Gmünds Etat 2013 steht

Gmünds Haushalt für das laufende Jahr 2013 steht. Die Stadträte beschlossen am Mittwoch einstimmig den 174 Millionen Euro umfassenden Finanzplan. Einzig das Thema Ökostrom diskutierten sie einmal mehr kontrovers. Letztlich entschied die Mehrheit, dass die Stadt Gmünd aus Kostengründen keinen Ökostrom bezieht.

MICHAEL LÄNGE

Schwäbisch Gmünd. Von diesen knapp 174 Millionen Euro macht der Verwaltungshaushalt für laufende Kosten wie Personal etwa 135,4 Millionen Euro aus. Dafür fehlen Gmünd 6,46 Millionen Euro. Dies ist auch hohen Umlagen wie zum Beispiel der für den Landkreis mit 25,6 Millionen Euro geschuldet. Steuern werden nicht erhöht. Der Vermögenshaushalt für Investitionen beträgt etwa 38,4 Millionen Euro. Die Stadt muss 2013 etwa 14,8 Millionen Euro Schulden aufnehmen. Damit liegt der prognostizierte Schuldenstand Ende 2013 bei 109,9 Millionen Euro, die Schulden pro Einwohner betragen etwa 1840 Euro. Ursache ist dafür auch der Stadtumbau, für den Gmünd 2013 9,5 Millionen Euro investiert. 5,4 Millionen Euro steckt die Stadt in Bildung und Kinderbetreuung, allein 3,4 Millionen davon in die Wissenswerkstatt Eule am Bahnhof.
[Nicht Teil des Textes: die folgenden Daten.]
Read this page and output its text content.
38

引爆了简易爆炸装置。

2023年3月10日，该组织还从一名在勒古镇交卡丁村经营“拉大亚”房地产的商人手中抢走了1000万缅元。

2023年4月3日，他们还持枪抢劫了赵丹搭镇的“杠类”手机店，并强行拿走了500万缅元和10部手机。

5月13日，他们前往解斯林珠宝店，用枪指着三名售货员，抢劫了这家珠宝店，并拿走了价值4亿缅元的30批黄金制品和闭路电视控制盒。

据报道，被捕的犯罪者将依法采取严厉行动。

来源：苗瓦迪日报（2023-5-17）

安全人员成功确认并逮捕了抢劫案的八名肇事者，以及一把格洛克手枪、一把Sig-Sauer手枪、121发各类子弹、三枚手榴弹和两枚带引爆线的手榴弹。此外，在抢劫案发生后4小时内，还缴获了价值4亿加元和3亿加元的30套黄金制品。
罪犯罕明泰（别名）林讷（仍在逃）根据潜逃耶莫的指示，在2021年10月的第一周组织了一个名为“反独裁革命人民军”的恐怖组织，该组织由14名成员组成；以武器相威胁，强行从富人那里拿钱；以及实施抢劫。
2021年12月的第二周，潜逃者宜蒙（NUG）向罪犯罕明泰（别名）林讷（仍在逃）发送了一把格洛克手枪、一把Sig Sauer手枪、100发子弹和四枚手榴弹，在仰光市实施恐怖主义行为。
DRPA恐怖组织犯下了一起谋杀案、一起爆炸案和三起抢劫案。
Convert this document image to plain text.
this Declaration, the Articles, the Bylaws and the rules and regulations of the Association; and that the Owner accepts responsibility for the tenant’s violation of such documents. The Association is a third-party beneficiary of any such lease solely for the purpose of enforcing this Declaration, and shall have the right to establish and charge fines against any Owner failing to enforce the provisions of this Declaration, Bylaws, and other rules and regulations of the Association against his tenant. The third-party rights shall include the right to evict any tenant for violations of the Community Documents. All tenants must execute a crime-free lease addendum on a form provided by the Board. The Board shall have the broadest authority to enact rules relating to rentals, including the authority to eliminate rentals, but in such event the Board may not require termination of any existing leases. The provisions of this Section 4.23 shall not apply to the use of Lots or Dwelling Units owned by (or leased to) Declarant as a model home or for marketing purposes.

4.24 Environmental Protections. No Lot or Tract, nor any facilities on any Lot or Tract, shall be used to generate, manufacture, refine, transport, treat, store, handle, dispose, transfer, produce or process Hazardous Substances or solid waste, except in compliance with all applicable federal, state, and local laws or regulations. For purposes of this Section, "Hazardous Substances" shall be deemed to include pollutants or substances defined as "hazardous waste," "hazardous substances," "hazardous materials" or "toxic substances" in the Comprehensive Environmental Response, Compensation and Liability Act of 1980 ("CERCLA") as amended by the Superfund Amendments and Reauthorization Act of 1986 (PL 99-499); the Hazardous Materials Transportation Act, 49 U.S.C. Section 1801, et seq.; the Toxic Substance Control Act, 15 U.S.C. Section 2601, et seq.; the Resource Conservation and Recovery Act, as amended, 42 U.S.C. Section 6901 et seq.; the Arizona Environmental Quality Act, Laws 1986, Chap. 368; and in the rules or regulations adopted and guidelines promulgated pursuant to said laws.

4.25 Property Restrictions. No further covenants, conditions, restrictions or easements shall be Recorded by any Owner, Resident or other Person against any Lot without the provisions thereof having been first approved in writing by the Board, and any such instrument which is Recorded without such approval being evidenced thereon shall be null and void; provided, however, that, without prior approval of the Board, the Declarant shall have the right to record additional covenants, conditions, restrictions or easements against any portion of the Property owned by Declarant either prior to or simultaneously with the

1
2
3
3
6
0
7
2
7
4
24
Es gehe nicht um Ökostrom, dieser sei allen wichtig, sagte OB Richard Arnold bei diesem einzigen Punkt, der zum Haushalt nochmal diskutiert wurde. Sondern es gehe vielmehr darum, wie dieser finanziert werde. Arnold selbst sprach sich einmal mehr dafür aus, für Ökostrom Geld auszugeben. Er schlug dazu vor, ab 1. Juni 2013 50 Prozent des städtischen Bedarfs mit Ökostrom zu decken. Die so entstehenden Mehrkosten – 15 700 Euro – wollte Arnold durch Einsparungen bei den Stromkosten insgesamt und höherer Effizienz durch sparsamere Leuchten decken.

„Nun können Sie ruhigen Gewissens zustimmen“, sagte Grünen-Stadträtin Susanne Lutz ihren Kollegen. Das Thema Ökostrom war vom OB und den Grünen in der Haushaltsdebatte nochmal angestoßen worden, nachdem der Gemeinderat 2012 beschlossen hatte, auf Ökostrom zu verzichten und so – zum damaligen Zeitpunkt – 37 000 Euro einzusparen (die GT berichtete mehrfach, nachzulesen unter www.tagespost.de).

Er würde der Argumentation des Oberbürgermeisters folgen können, „hätten wir nicht 100 Millionen Euro Schulden“, sagte Ullrich Dombrowski (FW / FDP). Beim Ökostrom werde die Vorbildfunktion der Stadt „wie ein Kaninchen aus dem Zylinder gezogen“, bei den Schulden nicht, lehnte er die Argumentation ab, dass die Stadt beim Bezug von Ökostrom Vorbildfunktion habe. Die CDU sei nochmal in sich gegangen, habe mit sich gerungen, sagte Celestino Piazza (CDU). Sie habe sich dann aber gegen Ökostrom entschieden, wolle das Geld lieber in energetische Sanierung stecken und neu diskutieren, wenn die Rahmenbedingungen sich änderten.

In der Sache sei genug gesagt, sagte Hans-Jürgen Westhauser (SPD) und begrüßte, „dass Ökostrom noch nie so wie jetzt diskutiert“ worden sei. Der OB habe mit der vorgeschlagenen Kostenneutralität eine „goldene Brücke geschlagen“, sprach sich Karin Rauscher (FWF) für Ökostrom aus und fragte: „Wie stehen wir nach außen da, was ist das für ein Signal?“. In Anbetracht des Zehn-Punkte-Programms für Klimaschutz von „Symbolpolitik“ zu reden, sei ein „Armutszeugnis“, war auch Sebastian Fritz (Die Linke) für Ökostrom.

Am Ende stimmten 24 Stadträte gegen Ausgaben für Ökostrom, 16 waren dafür, acht Stadträte enthielten sich.